If instead you solve for the Q such that
$$P[-Q\le \min(X_1,...,X_N) \le \max(X_1,...,X_N) \le Q] = C$$
then the left hand side is
$$P[-Q\le X_1 \le Q]^N = (F(Q)-F(-Q))^N = (2F(Q)-1)^N$$
The solution is
$$Q = F^{-1}((1+C^{1/N})/2)$$
The normal quantile function is implemented in many computer languages, e.g. with C=0.95 and N=1e6 the Excel formula "=NORMSINV((1+0.95^(1/1e6))/2)" returns 5.446768 which agrees with R and MATLAB.

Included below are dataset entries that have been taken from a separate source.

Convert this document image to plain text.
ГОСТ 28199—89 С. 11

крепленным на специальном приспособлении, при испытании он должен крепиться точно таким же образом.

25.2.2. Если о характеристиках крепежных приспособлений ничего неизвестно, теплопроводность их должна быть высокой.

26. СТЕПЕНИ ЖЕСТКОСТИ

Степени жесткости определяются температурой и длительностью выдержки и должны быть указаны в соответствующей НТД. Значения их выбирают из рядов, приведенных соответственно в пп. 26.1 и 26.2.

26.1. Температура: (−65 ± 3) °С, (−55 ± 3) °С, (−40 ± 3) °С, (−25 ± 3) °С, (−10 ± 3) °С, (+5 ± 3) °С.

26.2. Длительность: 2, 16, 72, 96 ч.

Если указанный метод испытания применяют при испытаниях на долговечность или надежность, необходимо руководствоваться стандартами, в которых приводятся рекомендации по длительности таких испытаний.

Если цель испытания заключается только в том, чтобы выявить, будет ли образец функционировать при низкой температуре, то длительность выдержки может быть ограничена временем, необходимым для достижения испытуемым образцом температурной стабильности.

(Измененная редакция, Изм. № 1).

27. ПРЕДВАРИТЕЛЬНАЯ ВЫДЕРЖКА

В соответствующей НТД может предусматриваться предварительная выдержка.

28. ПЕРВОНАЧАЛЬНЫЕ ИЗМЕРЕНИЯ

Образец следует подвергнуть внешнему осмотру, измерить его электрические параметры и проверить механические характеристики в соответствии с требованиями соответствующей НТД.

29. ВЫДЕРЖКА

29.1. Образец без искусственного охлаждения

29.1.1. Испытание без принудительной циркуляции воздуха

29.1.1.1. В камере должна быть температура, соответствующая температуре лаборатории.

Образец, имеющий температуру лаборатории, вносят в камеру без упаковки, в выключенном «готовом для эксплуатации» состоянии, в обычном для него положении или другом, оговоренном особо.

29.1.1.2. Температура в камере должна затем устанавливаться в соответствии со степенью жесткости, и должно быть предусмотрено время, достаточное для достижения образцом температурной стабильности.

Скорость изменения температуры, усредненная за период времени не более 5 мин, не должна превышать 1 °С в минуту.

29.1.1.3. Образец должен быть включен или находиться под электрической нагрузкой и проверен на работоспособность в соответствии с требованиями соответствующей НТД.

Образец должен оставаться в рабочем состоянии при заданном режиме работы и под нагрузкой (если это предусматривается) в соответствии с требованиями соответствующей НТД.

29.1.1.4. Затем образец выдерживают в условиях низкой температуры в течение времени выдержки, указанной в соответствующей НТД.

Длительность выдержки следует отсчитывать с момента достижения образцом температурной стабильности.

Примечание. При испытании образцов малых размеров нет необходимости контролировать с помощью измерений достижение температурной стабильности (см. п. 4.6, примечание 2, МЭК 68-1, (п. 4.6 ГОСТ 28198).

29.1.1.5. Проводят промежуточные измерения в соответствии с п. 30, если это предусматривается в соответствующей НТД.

Edit: if you must use erf, use $F(x)=(erf(x/\sqrt{2})+1)/2$ so
$$Q=\sqrt{2}erf^{-1}(C^{1/N})$$

Last edited: Jun 30, 2011
5. Jul 1, 2011

### tim8691

Thanks so much bpet, I believe your solution above solves the equation:

(p(Q))N = C

as I've defined on page 2 of the attached document. This Q is the probability of running one experiment of population N and computing the range (e.g. 2Q) of the normally distributed random variable x.

But after that, how do we then account for running that experiment many times and solving for Qc? That is, "If we repeat the above experiment an infinite (or, very large) number of times, and create a histogram from all the values of 2Q measured, how far (e.g. 2Qc) into this new histogram contains C percent of the population?"

I think Qc should differ from Q, is that right?